Cardin seldom dwells on his humble beginnings in an Italian village near Venice, the son of a winemaker who lost everything in World War I and moved the family to Grenoble, France when Pierre was 2. A frail child, he had a favorite game—wrapping himself in yards of tulle. At 17, after working as a tailor's apprentice, Pierre set off by bicycle to seek his fortune in Paris, but his journey was cut short in Vichy by the German invasion and occupation. He worked for the Red Cross and studied accounting by night until a fortuneteller told him his name would gain international fame and advised him to seek employment with a Paris fashion house.
Cardin finally reached Paris after the war and latched on as a designer with the famed couturier Paquin. After stints with Schiaparelli and Christian Dior, Cardin was ready to go it alone in 1950. After seven years of designing under his own name, he stunned the haute couture scene by introducing a ready-to-wear designer collection for men, followed two years later by a similar line for women. At the time high fashion coming straight off the rack was considered scandalous, but Cardin's daring paved the way for the designer label phenomenon.
The money began rolling in, allowing Pierre to indulge his taste in expensive real estate that includes his Paris house almost next door to the Élysées palace, a palazzo in Venice and the Pointe de la Galère on the Riviera. The closest he came to marriage was a four-year liaison with actress Jeanne Moreau nearly two decades ago. "I need solitude, otherwise I wouldn't be able to do what I do," he says. "I can't share my decisions. I have few friends."
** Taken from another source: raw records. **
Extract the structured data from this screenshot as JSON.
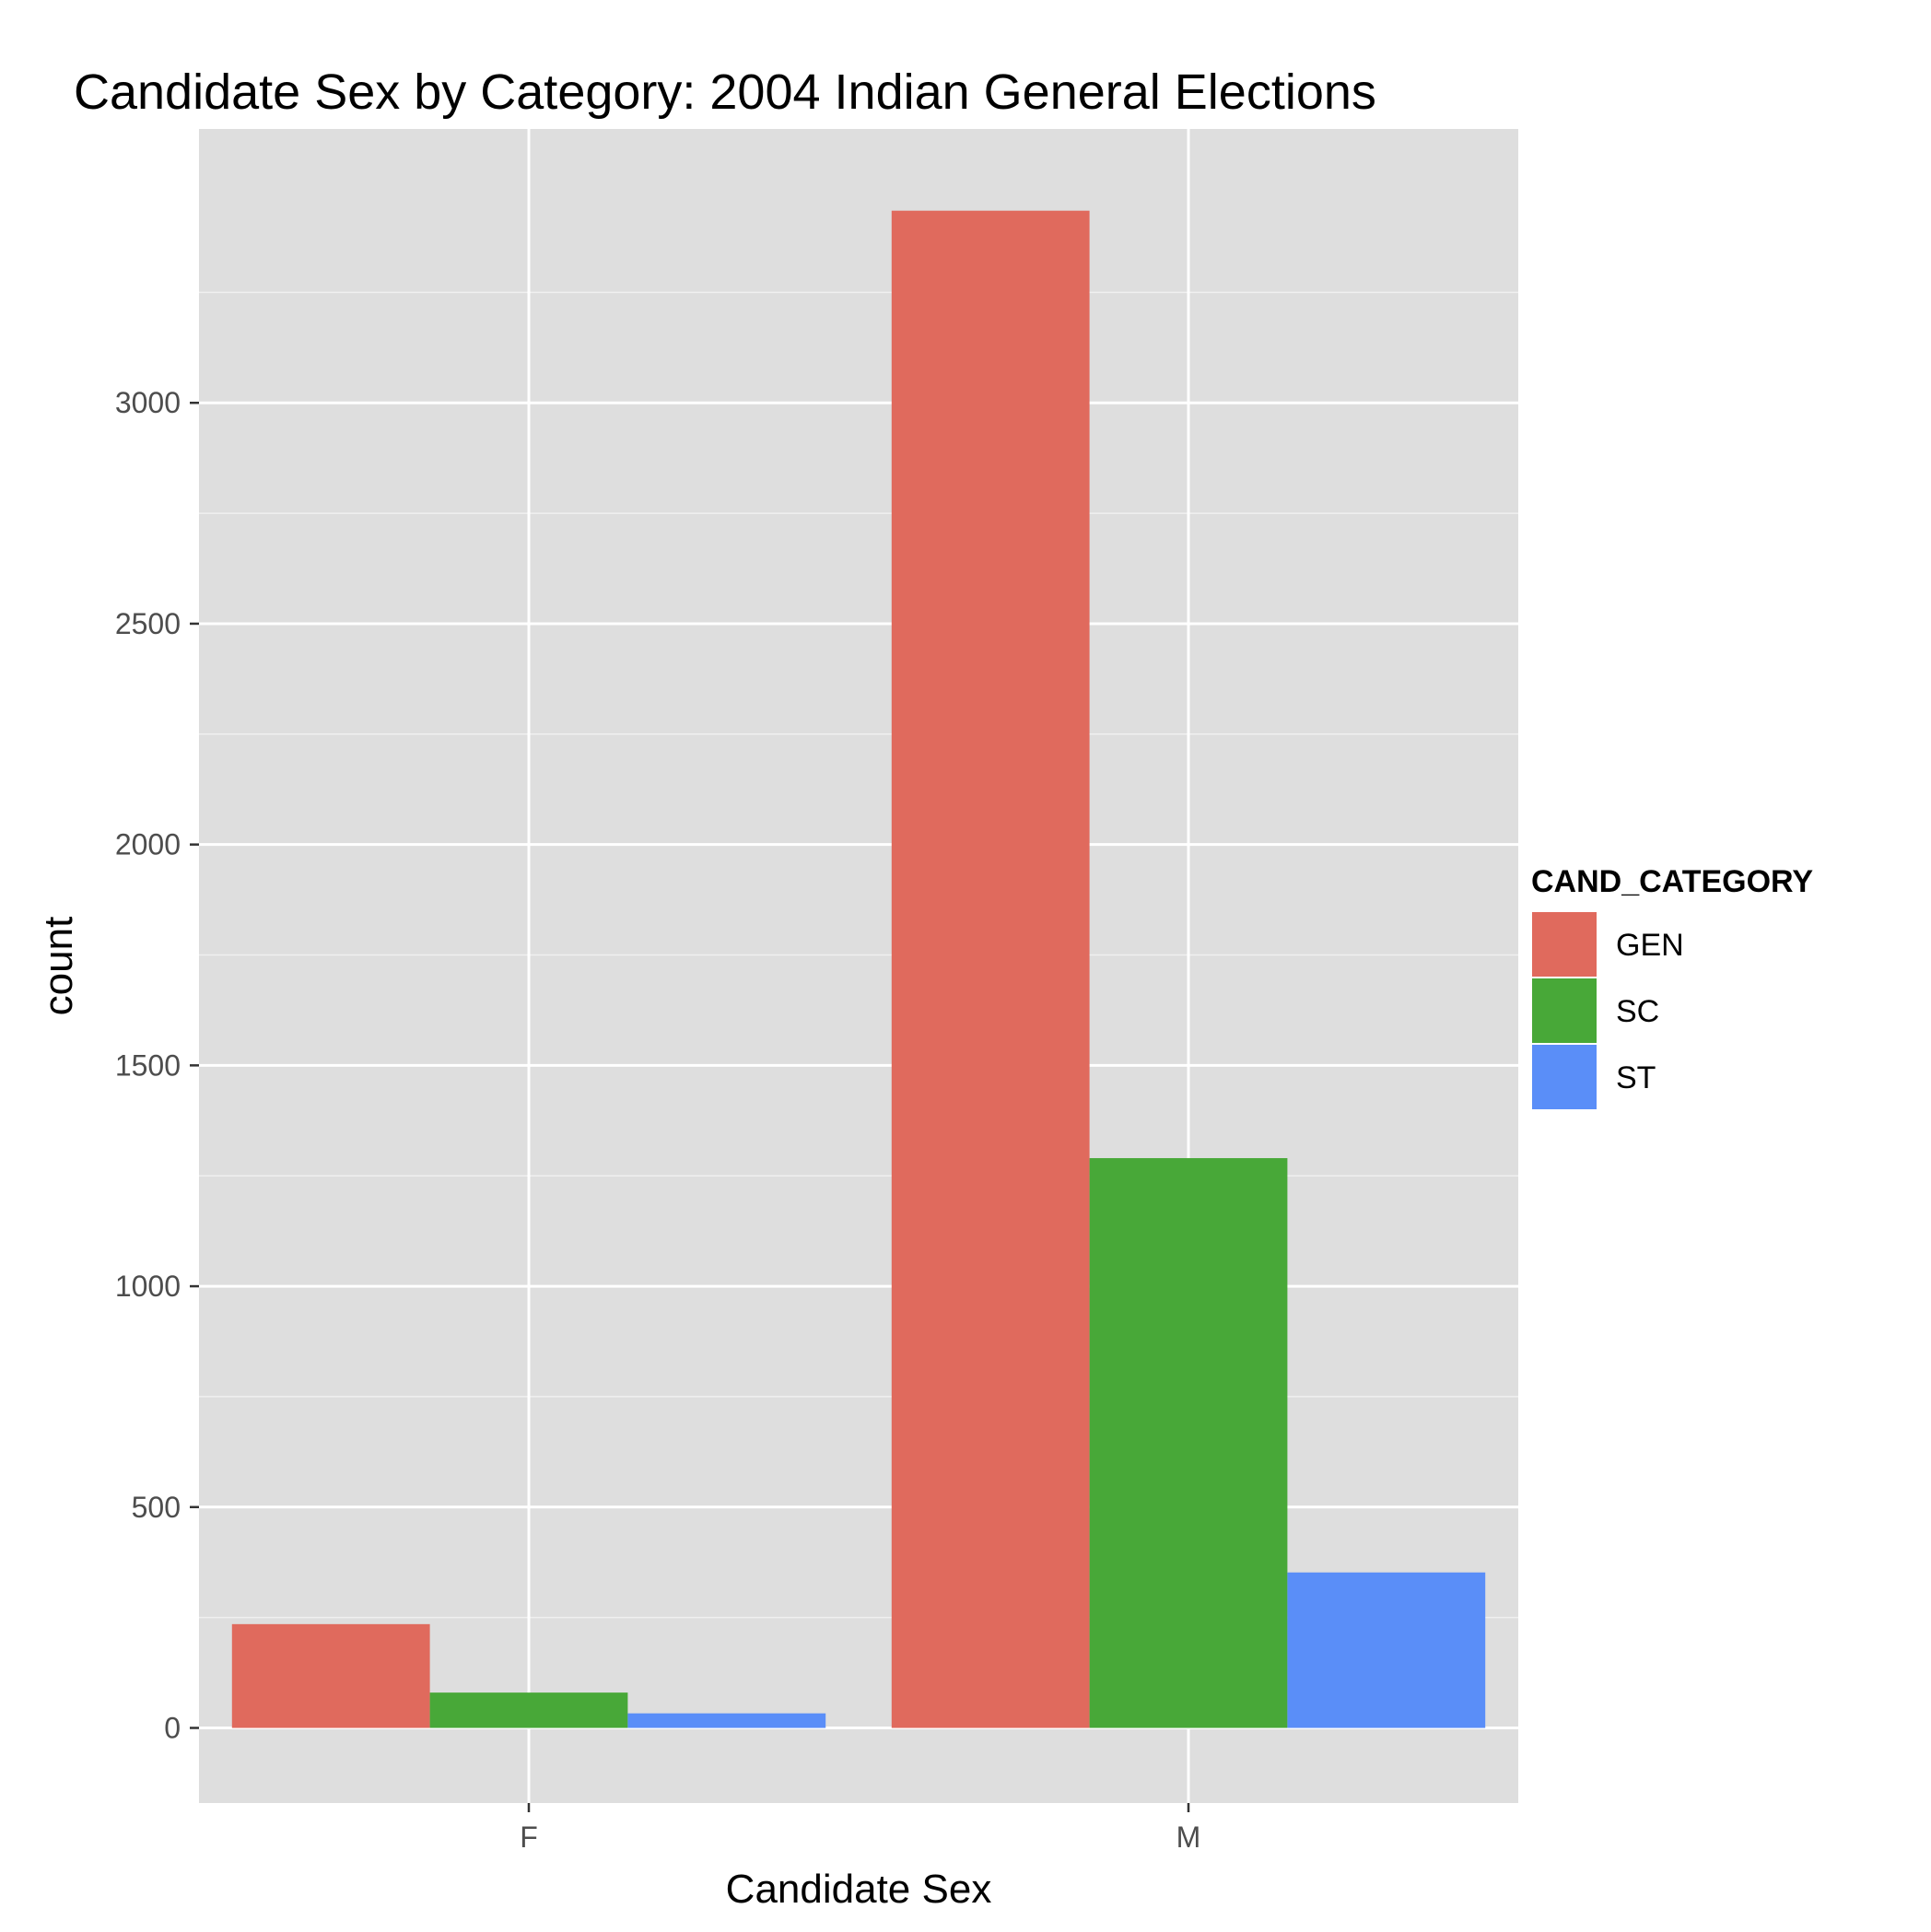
{
  "chart_data": {
    "type": "bar",
    "title": "Candidate Sex by Category: 2004 Indian General Elections",
    "xlabel": "Candidate Sex",
    "ylabel": "count",
    "categories": [
      "F",
      "M"
    ],
    "series": [
      {
        "name": "GEN",
        "color": "#e06a5d",
        "values": [
          235,
          3435
        ]
      },
      {
        "name": "SC",
        "color": "#48a838",
        "values": [
          80,
          1290
        ]
      },
      {
        "name": "ST",
        "color": "#5a8ef8",
        "values": [
          33,
          352
        ]
      }
    ],
    "ylim": [
      -170,
      3620
    ],
    "yticks": [
      0,
      500,
      1000,
      1500,
      2000,
      2500,
      3000
    ],
    "ytick_labels": [
      "0",
      "500",
      "1000",
      "1500",
      "2000",
      "2500",
      "3000"
    ],
    "legend": {
      "title": "CAND_CATEGORY",
      "position": "right"
    },
    "grid": true,
    "panel_color": "#dedede",
    "grid_color": "#ffffff"
  }
}
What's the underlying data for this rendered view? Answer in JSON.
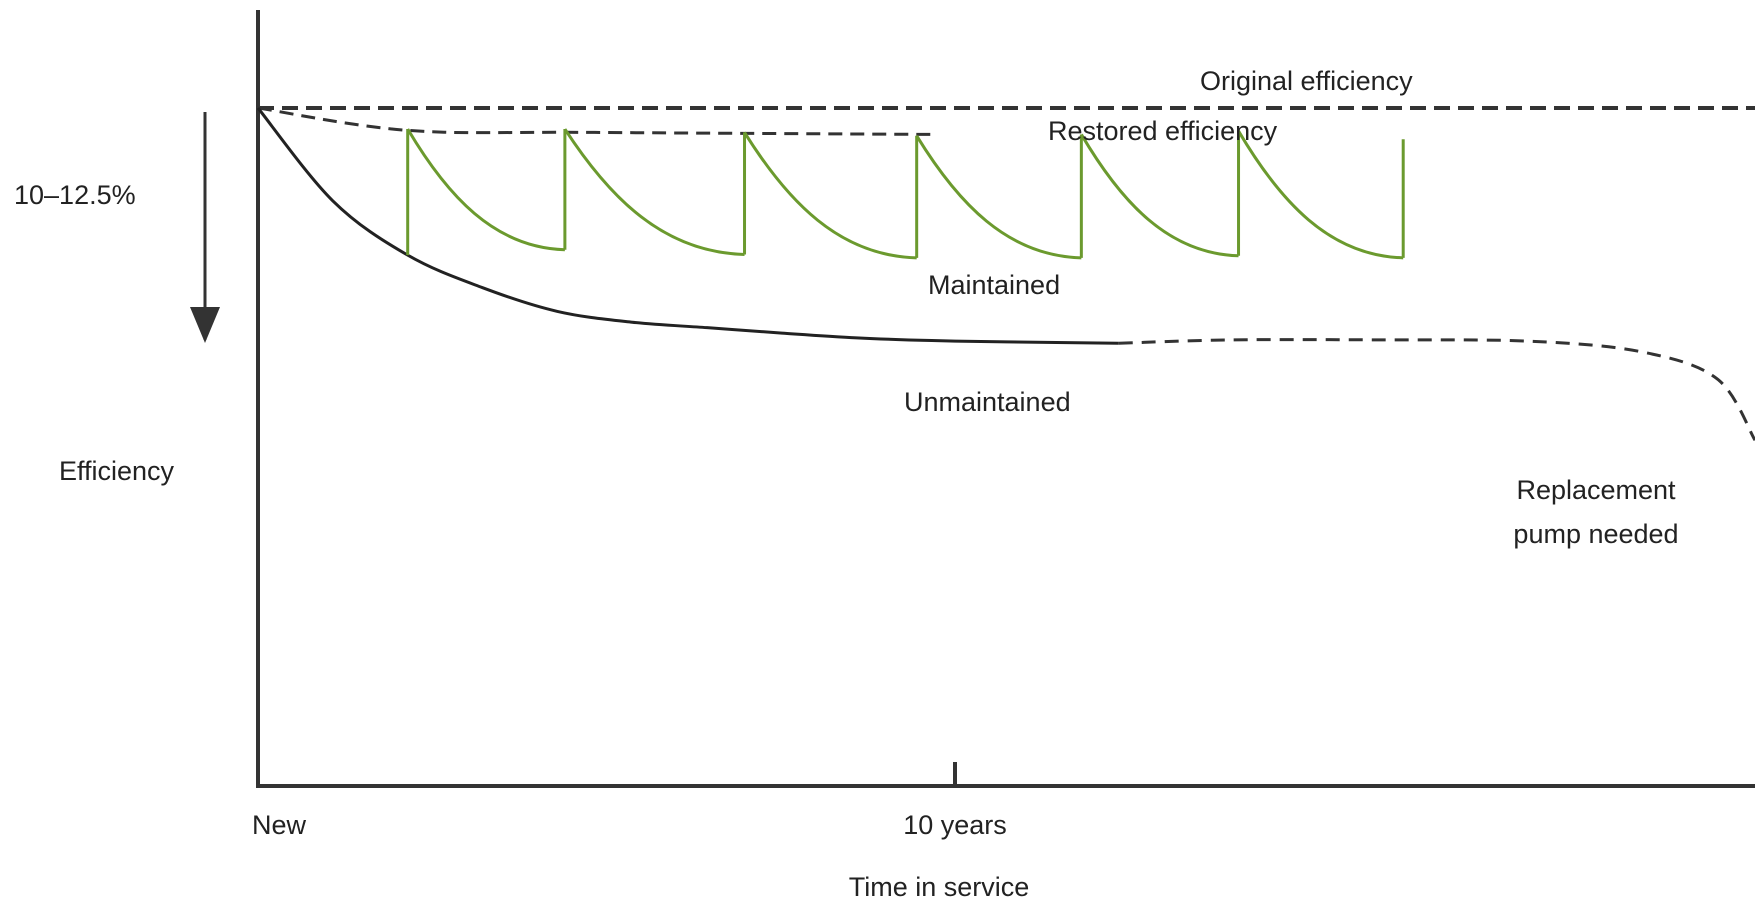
{
  "chart_data": {
    "type": "line",
    "title": "",
    "xlabel": "Time in service",
    "ylabel": "Efficiency",
    "x_ticks": [
      "New",
      "10 years"
    ],
    "xlim": [
      0,
      20
    ],
    "ylim": [
      0,
      100
    ],
    "grid": false,
    "drop_label": "10–12.5%",
    "colors": {
      "maintained": "#6b9a2e",
      "axis": "#333333",
      "text": "#222222"
    },
    "series": [
      {
        "name": "Original efficiency",
        "style": "dashed",
        "x": [
          0,
          20
        ],
        "y": [
          100,
          100
        ]
      },
      {
        "name": "Restored efficiency",
        "style": "dashed",
        "x": [
          0,
          2,
          4.5,
          9
        ],
        "y": [
          100,
          96.7,
          96.4,
          96.1
        ]
      },
      {
        "name": "Maintained",
        "style": "solid",
        "cycles": [
          {
            "x_start": 2.0,
            "x_end": 4.1,
            "y_top": 96.9,
            "y_bottom": 79.1
          },
          {
            "x_start": 4.1,
            "x_end": 6.5,
            "y_top": 96.9,
            "y_bottom": 78.4
          },
          {
            "x_start": 6.5,
            "x_end": 8.8,
            "y_top": 96.4,
            "y_bottom": 77.9
          },
          {
            "x_start": 8.8,
            "x_end": 11.0,
            "y_top": 95.9,
            "y_bottom": 77.9
          },
          {
            "x_start": 11.0,
            "x_end": 13.1,
            "y_top": 96.1,
            "y_bottom": 78.2
          },
          {
            "x_start": 13.1,
            "x_end": 15.3,
            "y_top": 96.6,
            "y_bottom": 77.9
          }
        ],
        "final_restore": {
          "x": 15.3,
          "y": 95.4
        }
      },
      {
        "name": "Unmaintained",
        "style": "solid",
        "x": [
          0,
          1,
          2,
          3,
          4,
          5,
          6,
          7,
          8,
          9,
          10,
          11.5
        ],
        "y": [
          100,
          86.3,
          78.3,
          73.5,
          70.0,
          68.4,
          67.6,
          66.8,
          66.1,
          65.7,
          65.5,
          65.3
        ]
      },
      {
        "name": "Unmaintained (projected)",
        "style": "dashed",
        "x": [
          11.5,
          13,
          15,
          17,
          18.5,
          19.5,
          20
        ],
        "y": [
          65.3,
          65.8,
          65.8,
          65.6,
          64.0,
          60.0,
          51.0
        ]
      }
    ],
    "annotations": {
      "original": "Original efficiency",
      "restored": "Restored efficiency",
      "maintained": "Maintained",
      "unmaintained": "Unmaintained",
      "replacement_line1": "Replacement",
      "replacement_line2": "pump needed"
    }
  }
}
Pierre habitually wakes between 3 and 4 each morning. Though he blames indigestion, it is in fact his time to think. During the day he moves "very, very fast," personally overseeing every design that bears his labels, negotiating every licensing contract, even signing every paycheck for his 450 employees in Paris. And there's always property to inspect, another plane trip somewhere. "I can't stop. I'm an employee of my own trademark, someone called Pierre Cardin. I'm a prisoner in a prison I built myself," he laments. Perhaps, but this prisoner is not yet contemplating his escape.